Talk: Good Enough Systems: Tolerating (most) hardware errors using software

Talk given at the University of Pittsburgh, CS department colloqium. Feb 22, 2012. [ PDF File ]

Abstract: Commodity software is designed with the assumption that the hardware is fault-free, and hence software hardly ever needs to deal with hardware errors. However, this assumption is increasingly difficult to satisfy as CMOS devices scale to smaller and smaller sizes, and as manufacturing variations increase. In addition, traditional solutions such as guard-banding and dual modular redundancy (DMR) are rendered impractical by stringent power constraints. Therefore, there is a need to develop low overhead approaches for protecting software from hardware errors.

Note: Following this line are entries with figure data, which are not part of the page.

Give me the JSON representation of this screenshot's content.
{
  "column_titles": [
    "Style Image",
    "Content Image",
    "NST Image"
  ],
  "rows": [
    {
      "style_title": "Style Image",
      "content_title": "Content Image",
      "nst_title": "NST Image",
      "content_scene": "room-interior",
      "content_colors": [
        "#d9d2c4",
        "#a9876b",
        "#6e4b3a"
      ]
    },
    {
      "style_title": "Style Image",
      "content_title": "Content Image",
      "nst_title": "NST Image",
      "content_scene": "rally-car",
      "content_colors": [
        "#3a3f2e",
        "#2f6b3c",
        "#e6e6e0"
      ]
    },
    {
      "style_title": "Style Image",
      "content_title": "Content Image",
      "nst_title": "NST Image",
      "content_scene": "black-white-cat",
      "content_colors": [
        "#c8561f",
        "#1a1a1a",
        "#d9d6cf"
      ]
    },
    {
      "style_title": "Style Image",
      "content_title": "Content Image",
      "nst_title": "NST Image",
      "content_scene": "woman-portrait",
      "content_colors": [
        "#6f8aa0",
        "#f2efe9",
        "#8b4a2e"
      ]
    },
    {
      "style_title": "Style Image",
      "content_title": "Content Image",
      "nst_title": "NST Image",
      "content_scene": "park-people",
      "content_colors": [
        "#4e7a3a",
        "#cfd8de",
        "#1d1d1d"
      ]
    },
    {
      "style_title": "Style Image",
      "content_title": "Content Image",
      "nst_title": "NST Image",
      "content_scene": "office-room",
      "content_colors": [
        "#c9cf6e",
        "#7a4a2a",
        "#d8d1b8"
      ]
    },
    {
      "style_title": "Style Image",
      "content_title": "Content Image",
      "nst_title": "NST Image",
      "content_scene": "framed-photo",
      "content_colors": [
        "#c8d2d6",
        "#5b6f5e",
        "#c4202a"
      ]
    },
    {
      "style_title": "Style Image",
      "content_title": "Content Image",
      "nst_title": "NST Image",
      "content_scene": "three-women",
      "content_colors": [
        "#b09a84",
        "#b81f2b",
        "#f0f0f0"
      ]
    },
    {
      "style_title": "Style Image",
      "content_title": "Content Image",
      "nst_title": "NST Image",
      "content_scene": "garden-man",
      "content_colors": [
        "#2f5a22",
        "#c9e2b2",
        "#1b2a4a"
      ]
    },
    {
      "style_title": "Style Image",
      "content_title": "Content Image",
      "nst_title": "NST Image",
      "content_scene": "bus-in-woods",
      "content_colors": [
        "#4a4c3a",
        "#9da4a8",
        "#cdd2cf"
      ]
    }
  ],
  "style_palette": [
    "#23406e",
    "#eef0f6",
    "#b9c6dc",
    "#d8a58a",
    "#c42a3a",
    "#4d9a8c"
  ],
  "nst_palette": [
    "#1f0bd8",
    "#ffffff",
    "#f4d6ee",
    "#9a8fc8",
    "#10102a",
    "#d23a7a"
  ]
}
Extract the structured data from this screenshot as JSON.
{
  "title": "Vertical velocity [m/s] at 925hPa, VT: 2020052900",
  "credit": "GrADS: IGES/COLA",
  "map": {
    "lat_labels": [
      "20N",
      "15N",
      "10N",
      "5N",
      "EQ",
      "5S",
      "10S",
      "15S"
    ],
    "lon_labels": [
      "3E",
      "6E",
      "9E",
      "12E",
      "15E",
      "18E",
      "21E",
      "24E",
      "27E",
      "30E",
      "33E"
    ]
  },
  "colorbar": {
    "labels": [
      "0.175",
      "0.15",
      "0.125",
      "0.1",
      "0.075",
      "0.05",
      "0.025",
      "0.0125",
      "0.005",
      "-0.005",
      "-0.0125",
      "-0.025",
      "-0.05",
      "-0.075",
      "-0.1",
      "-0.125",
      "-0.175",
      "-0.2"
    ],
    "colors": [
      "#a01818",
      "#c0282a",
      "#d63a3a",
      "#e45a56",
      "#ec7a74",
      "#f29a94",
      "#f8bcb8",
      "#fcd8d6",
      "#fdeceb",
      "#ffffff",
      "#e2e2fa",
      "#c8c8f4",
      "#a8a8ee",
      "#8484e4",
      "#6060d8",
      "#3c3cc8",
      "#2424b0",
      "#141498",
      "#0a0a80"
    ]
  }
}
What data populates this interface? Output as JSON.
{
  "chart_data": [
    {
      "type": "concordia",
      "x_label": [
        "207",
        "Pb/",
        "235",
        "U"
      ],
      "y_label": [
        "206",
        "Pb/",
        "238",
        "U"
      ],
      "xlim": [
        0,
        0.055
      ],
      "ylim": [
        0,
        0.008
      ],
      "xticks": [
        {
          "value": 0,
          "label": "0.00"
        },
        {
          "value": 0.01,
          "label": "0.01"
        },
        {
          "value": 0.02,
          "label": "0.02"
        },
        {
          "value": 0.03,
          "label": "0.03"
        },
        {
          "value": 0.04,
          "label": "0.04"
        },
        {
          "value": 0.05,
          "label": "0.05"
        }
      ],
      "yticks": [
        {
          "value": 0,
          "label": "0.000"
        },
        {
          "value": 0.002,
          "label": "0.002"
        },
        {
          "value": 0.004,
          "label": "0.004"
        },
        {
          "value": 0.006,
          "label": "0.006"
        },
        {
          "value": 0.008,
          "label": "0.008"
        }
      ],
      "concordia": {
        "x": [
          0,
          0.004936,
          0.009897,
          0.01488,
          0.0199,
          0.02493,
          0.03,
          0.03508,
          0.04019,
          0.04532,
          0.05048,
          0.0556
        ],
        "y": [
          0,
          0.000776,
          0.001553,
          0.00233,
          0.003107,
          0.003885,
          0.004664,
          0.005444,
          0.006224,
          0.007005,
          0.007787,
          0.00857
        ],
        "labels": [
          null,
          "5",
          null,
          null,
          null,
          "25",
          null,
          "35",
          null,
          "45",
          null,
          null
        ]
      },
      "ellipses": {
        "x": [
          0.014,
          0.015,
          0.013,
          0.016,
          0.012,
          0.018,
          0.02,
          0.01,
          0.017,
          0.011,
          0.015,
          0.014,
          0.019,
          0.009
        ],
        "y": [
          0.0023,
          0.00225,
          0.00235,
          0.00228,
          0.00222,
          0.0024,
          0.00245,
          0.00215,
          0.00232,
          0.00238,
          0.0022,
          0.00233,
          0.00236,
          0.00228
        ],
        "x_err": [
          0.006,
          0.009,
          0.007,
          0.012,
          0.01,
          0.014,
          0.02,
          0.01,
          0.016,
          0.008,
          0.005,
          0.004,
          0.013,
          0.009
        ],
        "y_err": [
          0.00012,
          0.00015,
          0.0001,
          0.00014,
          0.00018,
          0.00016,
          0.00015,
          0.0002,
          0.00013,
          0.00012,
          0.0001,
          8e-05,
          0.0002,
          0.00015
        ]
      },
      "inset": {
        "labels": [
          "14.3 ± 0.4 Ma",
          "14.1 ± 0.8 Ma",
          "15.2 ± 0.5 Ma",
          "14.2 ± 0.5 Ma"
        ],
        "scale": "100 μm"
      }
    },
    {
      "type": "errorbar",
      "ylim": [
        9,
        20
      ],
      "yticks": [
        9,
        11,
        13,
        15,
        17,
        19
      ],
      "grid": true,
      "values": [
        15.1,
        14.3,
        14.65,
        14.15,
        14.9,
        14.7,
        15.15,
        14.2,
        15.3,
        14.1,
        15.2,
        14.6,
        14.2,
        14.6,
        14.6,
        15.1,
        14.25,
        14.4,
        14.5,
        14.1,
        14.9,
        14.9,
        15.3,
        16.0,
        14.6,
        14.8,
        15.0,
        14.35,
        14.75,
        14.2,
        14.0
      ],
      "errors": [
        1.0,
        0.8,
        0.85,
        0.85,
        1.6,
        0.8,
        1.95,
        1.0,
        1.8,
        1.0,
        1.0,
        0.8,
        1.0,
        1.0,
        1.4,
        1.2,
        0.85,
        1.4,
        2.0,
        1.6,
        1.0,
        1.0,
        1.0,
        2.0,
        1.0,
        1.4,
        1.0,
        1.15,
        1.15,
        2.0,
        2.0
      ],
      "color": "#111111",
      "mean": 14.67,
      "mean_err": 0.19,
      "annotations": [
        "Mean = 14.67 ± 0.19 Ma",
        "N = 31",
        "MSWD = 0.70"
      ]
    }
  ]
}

However, it is challenging to ensure that all hardware errors are masked from the software without incurring excessively high power and performance overheads. In this talk, I will present the approach we have been taking in my group where we allow software to occasionally deviate from its correct behaviour under hardware errors, provided the deviation does not cause unsafe or egregious consequences. We call this the “good enough” approach, after an article that appeared in the Wired magazine (+). I will present two systems we have developed based on this approach, and the research challenges exposed by the good enough approach.

This is joint work with Jiesheng Wei (UBC), Song Liu (Northwestern), Thomas Moscibroda and Ben Zorn (MSR).

+ “The Good Enough Revolution: When cheap and simple is just fine”, Wired Magazine, Sep 2009.